Mr Hofmeyr's dedication to conservation in Kenya was shown by the fact that three days after the attack, his team, together with the Kenya Wildlife Service and the Mara Elephant Project, were treating a wounded female elephant with a calf.  Four years ago, Mr Hofmeyr was shot by a rifle while investigating a poaching incident, resulting in a serious injury to his arm.  This past year, the team has treated over 30 wounded elephants.  This dedication to wildlife and conservation saw Mr Hofmeyr being appointed as an Honorary Kenya Wildlife Service Warden, a position he still holds.   

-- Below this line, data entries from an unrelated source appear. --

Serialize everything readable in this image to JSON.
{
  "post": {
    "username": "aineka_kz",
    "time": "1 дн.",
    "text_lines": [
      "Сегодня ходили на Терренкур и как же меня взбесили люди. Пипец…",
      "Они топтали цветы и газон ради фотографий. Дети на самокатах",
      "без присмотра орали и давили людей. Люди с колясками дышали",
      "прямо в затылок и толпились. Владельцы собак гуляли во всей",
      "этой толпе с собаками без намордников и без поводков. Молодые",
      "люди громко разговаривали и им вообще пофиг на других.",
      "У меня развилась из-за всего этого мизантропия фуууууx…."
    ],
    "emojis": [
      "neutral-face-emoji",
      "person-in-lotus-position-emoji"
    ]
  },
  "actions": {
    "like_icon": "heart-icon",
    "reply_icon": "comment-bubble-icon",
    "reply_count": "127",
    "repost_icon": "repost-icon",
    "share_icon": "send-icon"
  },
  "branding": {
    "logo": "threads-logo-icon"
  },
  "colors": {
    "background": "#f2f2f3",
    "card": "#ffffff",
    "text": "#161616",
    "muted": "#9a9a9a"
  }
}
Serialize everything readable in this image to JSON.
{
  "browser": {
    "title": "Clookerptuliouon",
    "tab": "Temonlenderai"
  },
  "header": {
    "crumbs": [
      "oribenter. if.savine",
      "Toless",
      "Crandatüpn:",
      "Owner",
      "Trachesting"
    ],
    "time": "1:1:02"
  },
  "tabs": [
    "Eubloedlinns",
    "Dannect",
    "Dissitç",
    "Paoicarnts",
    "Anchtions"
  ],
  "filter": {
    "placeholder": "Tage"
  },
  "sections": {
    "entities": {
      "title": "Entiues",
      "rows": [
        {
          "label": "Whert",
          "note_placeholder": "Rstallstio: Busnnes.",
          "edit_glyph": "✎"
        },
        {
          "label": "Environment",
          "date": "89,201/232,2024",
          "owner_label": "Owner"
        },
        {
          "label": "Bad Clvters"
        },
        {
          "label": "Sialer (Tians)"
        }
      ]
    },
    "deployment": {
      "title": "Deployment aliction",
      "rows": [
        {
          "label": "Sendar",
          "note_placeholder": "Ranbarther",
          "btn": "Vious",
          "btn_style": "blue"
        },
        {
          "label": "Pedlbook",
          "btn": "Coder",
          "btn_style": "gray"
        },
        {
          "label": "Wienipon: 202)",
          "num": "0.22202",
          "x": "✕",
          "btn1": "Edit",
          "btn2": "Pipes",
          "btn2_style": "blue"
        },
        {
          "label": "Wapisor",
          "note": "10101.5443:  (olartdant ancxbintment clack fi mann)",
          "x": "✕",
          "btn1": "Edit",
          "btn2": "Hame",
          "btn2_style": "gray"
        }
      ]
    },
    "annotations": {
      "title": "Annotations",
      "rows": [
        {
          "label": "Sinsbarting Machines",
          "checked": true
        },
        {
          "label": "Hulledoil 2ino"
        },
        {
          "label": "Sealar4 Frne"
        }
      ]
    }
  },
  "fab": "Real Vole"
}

William with Hatari, one of the anti-poaching canines at Olarro, another project he has initiated to stem the tide of Elephant and bush meat poaching in the area.
Photo: William with Hatari, one of the anti-poaching canines at Olarro, another project he has initiated to stem the tide of Elephant and bush meat poaching in the area.

 

His attacker is still unknown and the Kenya Police Service is still investigating.  Sources in the community blame politicians who have been creating disharmony to promote their personal agendas.  Mr Hofmeyr, undaunted by the incident, still persists in his passion for conservation, wildlife and the betterment of the communities.  His words being “even if I’m killed, I am confident that my passions and dreams will be continued through my Warden, Justin Mathews, rangers and staff and conservation will prevail as we will continue to do whatever it takes to ensure that this goal is realised and that everyone benefits from Olarro’s conservation and community initiatives.”

Regardless of the ongoing threats on his and his Warden, also from a prominent conservation family in Kenya, and staffs lives, they continue to do their utmost to achieve their goals as outlined above.  To quote William, “we don’t know how to do anything else and wouldn’t want to anyway, we’ll only change the level of security precautions and continue with our work!”